Accuse rispedite al mittente, sempre via Facebook, da Luigi Di Maio che parla apertamente di “franchi tiratori di un partito allo sbando” che prova a scaricare la responsabilità di quanto accaduto sulle spalle del Movimento.
Tornando al retroscena riportato da La Stampa, l’ex premier viene descritto come “irritatissimo”, sia con i grillini “suoi nemici di sempre, ma anche con i suoi “amici del Pd”.
E non si limita solo a fare i nomi di Orfini, Rosato e Guerini come presunti capi della rivolta dei franchi tiratori, ma confessa proprio a berlusconi che se il Pd fosse andato “sotto sulle preferenze e sul voto disgiunto” sarebbe stato molto peggio perché i Dem avrebbero rischiato una “brutta figura”.
Inutile dunque e, forse, anche controproducente, che Renzi questa mattina si affanni ad incolpare il M5S della mancata approvazione del tedeschellum (“Chi ha preso in giro gli italiani ha un nome e cognome e si chiama Beppe Grillo”).

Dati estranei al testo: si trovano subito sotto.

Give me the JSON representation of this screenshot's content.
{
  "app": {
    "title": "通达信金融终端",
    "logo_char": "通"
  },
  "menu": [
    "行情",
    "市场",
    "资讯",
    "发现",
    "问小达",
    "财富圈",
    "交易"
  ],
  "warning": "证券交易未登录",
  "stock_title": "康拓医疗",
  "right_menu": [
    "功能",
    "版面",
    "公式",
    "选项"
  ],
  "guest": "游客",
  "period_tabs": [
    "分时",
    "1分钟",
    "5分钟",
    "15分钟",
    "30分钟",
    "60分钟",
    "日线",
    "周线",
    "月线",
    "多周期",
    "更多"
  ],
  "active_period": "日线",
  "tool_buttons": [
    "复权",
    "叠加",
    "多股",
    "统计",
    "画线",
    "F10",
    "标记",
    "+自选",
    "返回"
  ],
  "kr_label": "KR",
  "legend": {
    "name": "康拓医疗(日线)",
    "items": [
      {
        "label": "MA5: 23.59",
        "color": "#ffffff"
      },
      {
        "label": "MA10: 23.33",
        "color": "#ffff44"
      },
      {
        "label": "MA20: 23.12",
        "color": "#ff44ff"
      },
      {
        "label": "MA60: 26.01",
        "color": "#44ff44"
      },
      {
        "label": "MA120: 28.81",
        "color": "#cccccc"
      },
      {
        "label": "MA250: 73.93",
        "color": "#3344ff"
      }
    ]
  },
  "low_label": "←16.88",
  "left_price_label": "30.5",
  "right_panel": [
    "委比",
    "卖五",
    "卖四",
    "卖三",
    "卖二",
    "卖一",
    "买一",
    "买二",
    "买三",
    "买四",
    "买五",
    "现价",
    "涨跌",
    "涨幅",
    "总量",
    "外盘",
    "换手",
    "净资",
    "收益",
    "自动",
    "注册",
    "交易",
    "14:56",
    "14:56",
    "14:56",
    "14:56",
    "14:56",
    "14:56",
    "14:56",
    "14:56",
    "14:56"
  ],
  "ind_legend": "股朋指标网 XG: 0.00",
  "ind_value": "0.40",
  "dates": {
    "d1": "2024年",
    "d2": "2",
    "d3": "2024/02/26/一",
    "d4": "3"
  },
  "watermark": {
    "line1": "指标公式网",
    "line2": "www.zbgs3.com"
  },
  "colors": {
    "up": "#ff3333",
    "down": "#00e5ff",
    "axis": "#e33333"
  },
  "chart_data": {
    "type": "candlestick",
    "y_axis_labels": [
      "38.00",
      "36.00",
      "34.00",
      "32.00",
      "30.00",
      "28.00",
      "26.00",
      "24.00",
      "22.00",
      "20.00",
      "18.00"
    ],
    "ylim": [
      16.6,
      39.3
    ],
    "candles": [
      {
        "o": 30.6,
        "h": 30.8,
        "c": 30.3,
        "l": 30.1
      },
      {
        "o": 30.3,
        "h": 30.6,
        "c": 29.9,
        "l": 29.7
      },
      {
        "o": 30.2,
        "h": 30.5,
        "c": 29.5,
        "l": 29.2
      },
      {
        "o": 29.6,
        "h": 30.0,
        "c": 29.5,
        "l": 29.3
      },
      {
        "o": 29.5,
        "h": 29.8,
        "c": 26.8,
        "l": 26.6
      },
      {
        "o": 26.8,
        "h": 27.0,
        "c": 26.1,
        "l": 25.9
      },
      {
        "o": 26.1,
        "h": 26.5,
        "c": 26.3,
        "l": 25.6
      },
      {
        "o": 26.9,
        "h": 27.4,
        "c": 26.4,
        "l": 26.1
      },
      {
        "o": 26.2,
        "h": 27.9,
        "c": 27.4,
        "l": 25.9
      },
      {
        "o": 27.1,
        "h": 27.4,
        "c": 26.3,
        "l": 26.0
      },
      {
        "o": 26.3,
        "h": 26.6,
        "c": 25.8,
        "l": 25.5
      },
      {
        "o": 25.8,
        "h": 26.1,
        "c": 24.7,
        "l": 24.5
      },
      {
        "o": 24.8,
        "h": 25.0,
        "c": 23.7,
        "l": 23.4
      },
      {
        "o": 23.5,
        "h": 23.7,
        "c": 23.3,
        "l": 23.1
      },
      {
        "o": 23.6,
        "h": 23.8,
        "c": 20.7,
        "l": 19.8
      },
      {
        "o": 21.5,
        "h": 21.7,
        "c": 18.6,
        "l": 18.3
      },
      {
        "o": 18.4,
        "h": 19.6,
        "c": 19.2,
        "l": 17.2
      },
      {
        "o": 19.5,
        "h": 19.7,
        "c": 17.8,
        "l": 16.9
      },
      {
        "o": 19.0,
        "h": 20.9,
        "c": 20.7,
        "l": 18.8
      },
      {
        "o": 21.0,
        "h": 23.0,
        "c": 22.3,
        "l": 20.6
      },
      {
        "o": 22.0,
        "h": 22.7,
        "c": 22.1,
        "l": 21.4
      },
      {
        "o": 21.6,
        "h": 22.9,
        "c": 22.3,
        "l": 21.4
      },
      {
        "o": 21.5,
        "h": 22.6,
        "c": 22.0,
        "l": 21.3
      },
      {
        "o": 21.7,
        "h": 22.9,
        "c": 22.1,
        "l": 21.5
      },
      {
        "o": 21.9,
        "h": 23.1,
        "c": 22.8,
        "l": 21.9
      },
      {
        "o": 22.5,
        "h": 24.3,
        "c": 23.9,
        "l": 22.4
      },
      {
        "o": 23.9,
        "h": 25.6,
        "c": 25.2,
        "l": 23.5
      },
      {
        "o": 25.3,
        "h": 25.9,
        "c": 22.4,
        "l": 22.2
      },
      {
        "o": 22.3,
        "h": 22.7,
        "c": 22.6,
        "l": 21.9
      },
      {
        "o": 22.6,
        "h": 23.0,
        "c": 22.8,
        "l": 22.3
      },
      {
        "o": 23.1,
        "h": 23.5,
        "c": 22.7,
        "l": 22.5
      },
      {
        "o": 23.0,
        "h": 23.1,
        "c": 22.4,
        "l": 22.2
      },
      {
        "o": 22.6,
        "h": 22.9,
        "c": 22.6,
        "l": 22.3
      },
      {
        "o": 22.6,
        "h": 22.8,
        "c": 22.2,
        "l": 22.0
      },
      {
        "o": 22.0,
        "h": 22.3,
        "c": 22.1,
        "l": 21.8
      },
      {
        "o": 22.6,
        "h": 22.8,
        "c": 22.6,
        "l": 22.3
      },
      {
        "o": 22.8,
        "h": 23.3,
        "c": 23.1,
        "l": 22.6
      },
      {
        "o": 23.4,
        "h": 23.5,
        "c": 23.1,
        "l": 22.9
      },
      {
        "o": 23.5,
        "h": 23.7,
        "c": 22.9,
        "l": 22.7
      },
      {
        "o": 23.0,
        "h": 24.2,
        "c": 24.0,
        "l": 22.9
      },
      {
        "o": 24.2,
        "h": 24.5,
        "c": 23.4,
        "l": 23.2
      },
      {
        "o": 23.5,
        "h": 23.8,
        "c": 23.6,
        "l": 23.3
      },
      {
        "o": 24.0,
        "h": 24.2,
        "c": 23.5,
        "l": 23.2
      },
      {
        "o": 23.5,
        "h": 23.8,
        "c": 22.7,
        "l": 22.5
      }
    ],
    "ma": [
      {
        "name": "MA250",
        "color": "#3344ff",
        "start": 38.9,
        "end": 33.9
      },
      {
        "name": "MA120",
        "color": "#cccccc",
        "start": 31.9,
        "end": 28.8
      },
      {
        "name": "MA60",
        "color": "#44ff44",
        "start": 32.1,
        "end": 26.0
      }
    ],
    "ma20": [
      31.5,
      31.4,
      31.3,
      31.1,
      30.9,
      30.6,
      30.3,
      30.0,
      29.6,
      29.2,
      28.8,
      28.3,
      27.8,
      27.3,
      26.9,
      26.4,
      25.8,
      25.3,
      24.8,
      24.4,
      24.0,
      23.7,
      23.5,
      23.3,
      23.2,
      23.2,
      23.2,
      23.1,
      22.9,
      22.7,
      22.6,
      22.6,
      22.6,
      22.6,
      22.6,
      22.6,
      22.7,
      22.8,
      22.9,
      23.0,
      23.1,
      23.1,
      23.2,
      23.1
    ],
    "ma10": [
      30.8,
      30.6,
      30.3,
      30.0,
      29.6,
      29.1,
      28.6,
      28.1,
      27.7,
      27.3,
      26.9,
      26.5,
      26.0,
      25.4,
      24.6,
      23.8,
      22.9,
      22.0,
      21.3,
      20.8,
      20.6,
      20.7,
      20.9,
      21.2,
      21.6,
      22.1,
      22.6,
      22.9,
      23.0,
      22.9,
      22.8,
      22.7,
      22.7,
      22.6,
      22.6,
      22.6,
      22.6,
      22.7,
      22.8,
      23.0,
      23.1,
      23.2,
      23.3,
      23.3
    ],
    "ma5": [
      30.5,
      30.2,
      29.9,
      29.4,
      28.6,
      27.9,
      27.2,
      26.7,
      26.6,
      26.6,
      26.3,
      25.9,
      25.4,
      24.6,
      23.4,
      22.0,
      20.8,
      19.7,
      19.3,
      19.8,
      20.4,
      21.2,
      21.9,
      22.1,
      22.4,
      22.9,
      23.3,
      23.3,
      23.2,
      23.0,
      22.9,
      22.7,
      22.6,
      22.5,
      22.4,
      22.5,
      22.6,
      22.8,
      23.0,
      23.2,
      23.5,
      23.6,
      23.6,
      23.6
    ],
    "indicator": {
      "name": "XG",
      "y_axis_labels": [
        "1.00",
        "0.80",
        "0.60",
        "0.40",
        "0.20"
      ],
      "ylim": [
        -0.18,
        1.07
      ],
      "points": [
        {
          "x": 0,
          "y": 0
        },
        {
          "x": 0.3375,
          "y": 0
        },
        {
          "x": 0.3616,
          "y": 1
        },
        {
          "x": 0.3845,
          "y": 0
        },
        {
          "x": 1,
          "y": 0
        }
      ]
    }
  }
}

Molto più logico sarebbe smentire la ricostruzione offerta da Magri e Martini, ma questa smentita al momento in cui scriviamo ancora non è stata fatta. Intanto, proprio Di Maio si mette a dare i numeri: su 282 deputati Pd molti erano assenti, anche ingiustificati, e sarebbe bastato il voto compatto del gruppo renziano per respingere l’emendamento-truffa sul Trentino Alto Adige. La verità, come confessato dallo stesso Renzi, è che il Pd aveva paura di “andare sotto” sul tema delle preferenze.